You think you want transparency and that it’ll make you trust them, but it won’t. Even if you found out how those decisions are made, it won’t make a difference.

Here’s something I wrote a couple days ago (https://news.ycombinator.com/item?id=33224347). It’ll tell you how one component of Meta’s content moderation works. Read it and tell me if it made you suddenly increase the level of trust you have in them.

What will actually happen is that you’ll cherry pick the parts that confirm your biases. Happy to proven wrong here.

Reading this article does, in fact, increase my trust that my Facebook account won't be randomly, irrevocably banned one day a la google.

The trouble is, that's not my primarily distrusted thing about facebook; I don't trust that the power they have to shape people's opinions by deciding what to show them, won't be abused to make people think things that are good for facebook but bad for society at large.
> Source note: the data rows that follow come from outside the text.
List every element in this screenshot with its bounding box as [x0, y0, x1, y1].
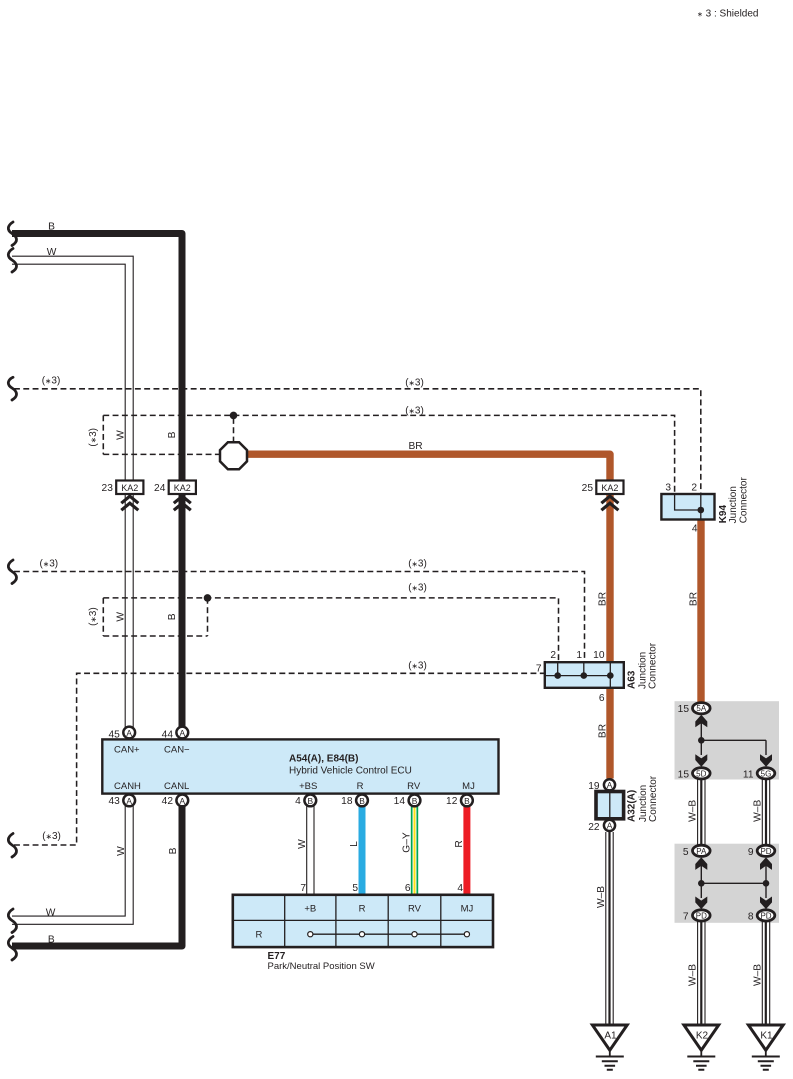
svg-text:7: 7 — [683, 911, 689, 922]
svg-text:1: 1 — [576, 650, 582, 661]
svg-text:43: 43 — [108, 796, 120, 807]
octagon shield ground — [220, 442, 247, 469]
ECU pin 12 — [461, 795, 473, 807]
svg-text:W: W — [297, 839, 308, 849]
wire W top (double line) — [12, 256, 133, 480]
svg-text:(∗3): (∗3) — [42, 831, 61, 842]
svg-text:Connector: Connector — [648, 642, 659, 689]
arrow down to 5G — [760, 755, 771, 766]
bus line upper — [698, 737, 705, 744]
ECU pin 4 — [304, 795, 316, 807]
svg-text:A: A — [607, 821, 613, 831]
svg-text:B: B — [167, 613, 178, 620]
svg-text:5G: 5G — [761, 769, 772, 778]
wire BR main (octagon to A32 pin19) — [246, 454, 610, 778]
node 5G — [757, 768, 775, 779]
wire W-B 5G to PD — [762, 779, 769, 845]
svg-text:8: 8 — [748, 911, 754, 922]
svg-text:44: 44 — [162, 730, 174, 741]
wire W-B PD8 to ground K1 — [762, 921, 769, 1024]
break squiggle W bottom — [8, 909, 16, 933]
svg-text:A: A — [180, 728, 186, 738]
ground A1 — [592, 1025, 627, 1050]
wire B top thick — [12, 234, 182, 728]
svg-text:2: 2 — [550, 650, 556, 661]
bus line lower — [701, 865, 766, 898]
wire W +BS column — [307, 806, 314, 895]
svg-text:CANL: CANL — [164, 781, 189, 792]
svg-text:KA2: KA2 — [601, 483, 618, 493]
svg-text:W: W — [47, 247, 57, 258]
svg-text:B: B — [167, 431, 178, 438]
svg-text:7: 7 — [536, 664, 542, 675]
svg-text:5A: 5A — [696, 704, 706, 713]
svg-text:BR: BR — [598, 724, 609, 738]
svg-text:(∗3): (∗3) — [405, 377, 424, 388]
wire BR K94 pin4 to 5A — [697, 519, 704, 703]
connector 23 KA2 — [116, 481, 143, 495]
svg-text:14: 14 — [394, 796, 406, 807]
arrow up into 5A — [696, 715, 707, 726]
svg-text:R: R — [255, 930, 262, 941]
svg-text:(∗3): (∗3) — [88, 607, 99, 626]
svg-text:K2: K2 — [696, 1031, 709, 1042]
svg-text:12: 12 — [446, 796, 458, 807]
svg-text:Connector: Connector — [648, 775, 659, 822]
svg-text:18: 18 — [341, 796, 353, 807]
svg-text:PD: PD — [760, 847, 771, 856]
svg-text:10: 10 — [593, 650, 605, 661]
arrow up into PA — [696, 858, 707, 869]
chevron 25 — [601, 496, 618, 510]
node 5D — [693, 768, 711, 779]
svg-text:PD: PD — [760, 911, 771, 920]
svg-text:22: 22 — [588, 822, 600, 833]
wire W-B PD7 to ground K2 — [698, 921, 705, 1024]
shield line 5 to A63 pin7 — [14, 673, 545, 845]
svg-text:5D: 5D — [696, 769, 706, 778]
svg-text:(∗3): (∗3) — [408, 559, 427, 570]
ECU A54/E84 box — [102, 739, 498, 793]
shield box1 left — [102, 415, 104, 454]
wire W-B left column (A32 to ground A1) — [606, 779, 770, 1024]
arrow down to 5D — [696, 755, 707, 766]
svg-text:15: 15 — [678, 769, 690, 780]
svg-text:L: L — [349, 841, 360, 847]
switch E77 box — [233, 895, 493, 947]
svg-text:5: 5 — [352, 883, 358, 894]
relay block box lower — [675, 844, 780, 923]
break squiggle B top — [8, 222, 16, 246]
break squiggle line1 — [8, 377, 16, 400]
svg-text:5: 5 — [683, 847, 689, 858]
svg-text:W: W — [115, 430, 126, 440]
junction connector A63 — [545, 662, 624, 688]
shield box2 left — [102, 598, 104, 636]
ECU pin 18 — [356, 795, 368, 807]
shield dashed lines — [14, 389, 701, 845]
shield line 4 box2-top to A63 pin2 — [103, 598, 558, 662]
junction connector K94 — [661, 494, 714, 520]
wire R red — [463, 806, 470, 895]
shield box1 bottom — [103, 453, 219, 455]
svg-text:(∗3): (∗3) — [42, 376, 61, 387]
arrow up into PD9 — [760, 858, 771, 869]
svg-text:4: 4 — [692, 524, 698, 535]
svg-text:A: A — [180, 796, 186, 806]
ECU pin 43 — [123, 795, 135, 807]
svg-text:W–B: W–B — [752, 964, 763, 986]
node PD7 — [693, 910, 711, 921]
svg-text:R: R — [359, 903, 366, 914]
wire W bottom (ECU 43 to left edge) — [12, 806, 133, 924]
junction connector A32(A) — [604, 779, 615, 790]
svg-text:W: W — [46, 907, 56, 918]
svg-text:A1: A1 — [604, 1031, 617, 1042]
svg-text:W: W — [116, 846, 127, 856]
svg-text:A32(A): A32(A) — [626, 790, 637, 822]
svg-text:A: A — [607, 780, 613, 790]
svg-text:R: R — [454, 840, 465, 847]
svg-text:KA2: KA2 — [174, 483, 191, 493]
svg-text:PD: PD — [696, 911, 707, 920]
node PD8 — [757, 910, 775, 921]
node PA — [693, 845, 711, 856]
ECU pin 14 — [409, 795, 421, 807]
svg-text:15: 15 — [678, 704, 690, 715]
svg-text:+BS: +BS — [299, 781, 317, 792]
svg-text:6: 6 — [405, 883, 411, 894]
svg-text:∗ 3 : Shielded: ∗ 3 : Shielded — [697, 8, 758, 19]
svg-text:PA: PA — [696, 847, 707, 856]
svg-text:BR: BR — [598, 592, 609, 606]
shield junction dot box2 — [204, 594, 212, 602]
ground K2 — [684, 1025, 719, 1050]
svg-text:2: 2 — [691, 483, 697, 494]
wire B bottom thick — [12, 806, 182, 946]
svg-text:B: B — [412, 796, 418, 806]
svg-text:B: B — [48, 222, 55, 233]
svg-text:23: 23 — [102, 483, 114, 494]
svg-text:B: B — [48, 934, 55, 945]
svg-text:A54(A), E84(B): A54(A), E84(B) — [289, 754, 358, 765]
svg-text:Hybrid Vehicle Control ECU: Hybrid Vehicle Control ECU — [289, 766, 412, 777]
shield stub to octagon — [233, 418, 235, 441]
svg-text:+B: +B — [304, 903, 316, 914]
svg-text:G–Y: G–Y — [401, 832, 412, 853]
shield box2 right — [207, 598, 209, 636]
break squiggle line3 — [8, 560, 16, 584]
svg-text:W: W — [115, 612, 126, 622]
svg-text:B: B — [359, 796, 365, 806]
svg-text:11: 11 — [743, 769, 754, 780]
svg-text:A: A — [126, 728, 132, 738]
wire L blue — [359, 806, 366, 895]
svg-text:CAN−: CAN− — [164, 745, 190, 756]
svg-text:B: B — [308, 796, 314, 806]
svg-text:42: 42 — [162, 796, 174, 807]
shield line 3 to A63 pin1 — [14, 572, 585, 663]
svg-text:6: 6 — [599, 693, 605, 704]
break squiggle B bottom — [8, 937, 16, 961]
svg-text:4: 4 — [295, 796, 301, 807]
svg-text:A63: A63 — [627, 670, 638, 689]
arrow down to PD7 — [696, 897, 707, 908]
ECU pin 44 — [176, 727, 188, 739]
svg-text:KA2: KA2 — [121, 483, 138, 493]
shield junction dot line2 — [230, 412, 238, 420]
svg-text:(∗3): (∗3) — [39, 559, 58, 570]
chevron 24 — [174, 496, 191, 510]
svg-text:A: A — [126, 796, 132, 806]
svg-text:7: 7 — [300, 883, 306, 894]
svg-text:RV: RV — [407, 781, 421, 792]
shield box2 bottom — [103, 635, 207, 637]
svg-text:Connector: Connector — [738, 476, 749, 523]
svg-text:24: 24 — [154, 483, 166, 494]
node PD9 — [757, 845, 775, 856]
svg-text:3: 3 — [665, 483, 671, 494]
svg-text:9: 9 — [748, 847, 754, 858]
svg-text:45: 45 — [108, 730, 120, 741]
svg-text:MJ: MJ — [462, 781, 475, 792]
svg-text:K1: K1 — [760, 1031, 773, 1042]
wire W mid (pins 23KA2 to ECU 45) — [125, 494, 133, 728]
svg-text:MJ: MJ — [461, 903, 474, 914]
shield line 2 box1-top to K94 pin3 — [103, 415, 674, 494]
wire W-B 5D to PA — [698, 779, 705, 845]
break squiggle line5 — [8, 834, 16, 858]
svg-text:W–B: W–B — [688, 964, 699, 986]
svg-text:4: 4 — [457, 883, 463, 894]
svg-text:(∗3): (∗3) — [88, 428, 99, 447]
svg-text:W–B: W–B — [688, 800, 699, 822]
connector 25 KA2 — [596, 481, 623, 495]
svg-text:(∗3): (∗3) — [405, 406, 424, 417]
svg-text:B: B — [464, 796, 470, 806]
switch contacts E77 — [310, 933, 467, 935]
ECU pin 42 — [176, 795, 188, 807]
arrow down to PD8 — [760, 897, 771, 908]
connector 24 KA2 — [169, 481, 196, 495]
node 5A — [693, 703, 711, 714]
svg-text:(∗3): (∗3) — [408, 583, 427, 594]
svg-text:B: B — [168, 847, 179, 854]
svg-text:R: R — [357, 781, 364, 792]
ECU pin 45 — [123, 727, 135, 739]
chevron 23 — [121, 496, 138, 510]
svg-text:W–B: W–B — [596, 886, 607, 908]
svg-text:BR: BR — [689, 592, 700, 606]
svg-text:RV: RV — [408, 903, 422, 914]
svg-text:Park/Neutral Position SW: Park/Neutral Position SW — [268, 961, 375, 972]
relay block box upper — [675, 701, 780, 779]
svg-text:25: 25 — [582, 483, 594, 494]
wire G-Y green/yellow — [411, 806, 418, 895]
svg-text:CAN+: CAN+ — [114, 745, 140, 756]
svg-text:BR: BR — [409, 441, 423, 452]
svg-text:CANH: CANH — [114, 781, 141, 792]
ground K1 — [748, 1025, 783, 1050]
svg-text:W–B: W–B — [752, 800, 763, 822]
shield line 1 to K94 pin2 — [14, 389, 701, 494]
break squiggle W top — [8, 249, 16, 273]
svg-text:(∗3): (∗3) — [408, 661, 427, 672]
So while that article does increase my trust in facebook in general, the magnitude of that increase is miniscule, because what it addresses is not the reason for lack of trust.

But you're right that transparency wouldn't solve that. Because it's only the first step. If facebook were to transparently say "we are promoting far right conspiracy theories because it makes us more money", and provide a database of exactly which things they were boosting, while perhaps I would "trust" them, I certainly wouldn't "like" them.

> You think you want transparency

It would be nice to know why the meme I posted got flagged because it didn't meet Facebook's vague 'Community Standards'. These platforms are enormous black boxes where their decision is final and there is no way to appeal, short of literally going into their building and asking to talk to the manager, which is outside of many people's scope, and not worth the effort. They would rather let content get censored than go out of their way to appeal.

It does look like they do tell you which part of the standards are violated and are pretty detailed / defined about what they are? Never really had that happen to me although since I barely use FB.

https://transparency.fb.com/en-gb/policies/community-standar...

https://www.google.com/search?tbm=isch&q=community%20standar...

If it won't make a difference what's the harm in being transparent, then?
User trust doesn't increase. The ability of bad actors to craft malicious content that circumvents detection skyrockets.
We already have said actors. It sounds like you want ambiguity to punish your enemies.
I think one of the main benefits of transparency is disincentivizing shady behavior in the first place. Sunlight makes the cockroaches go away, etc.
Transparency is the first step. The second step is forcing them to change their processes. After that finishes, that's when they will be trusted.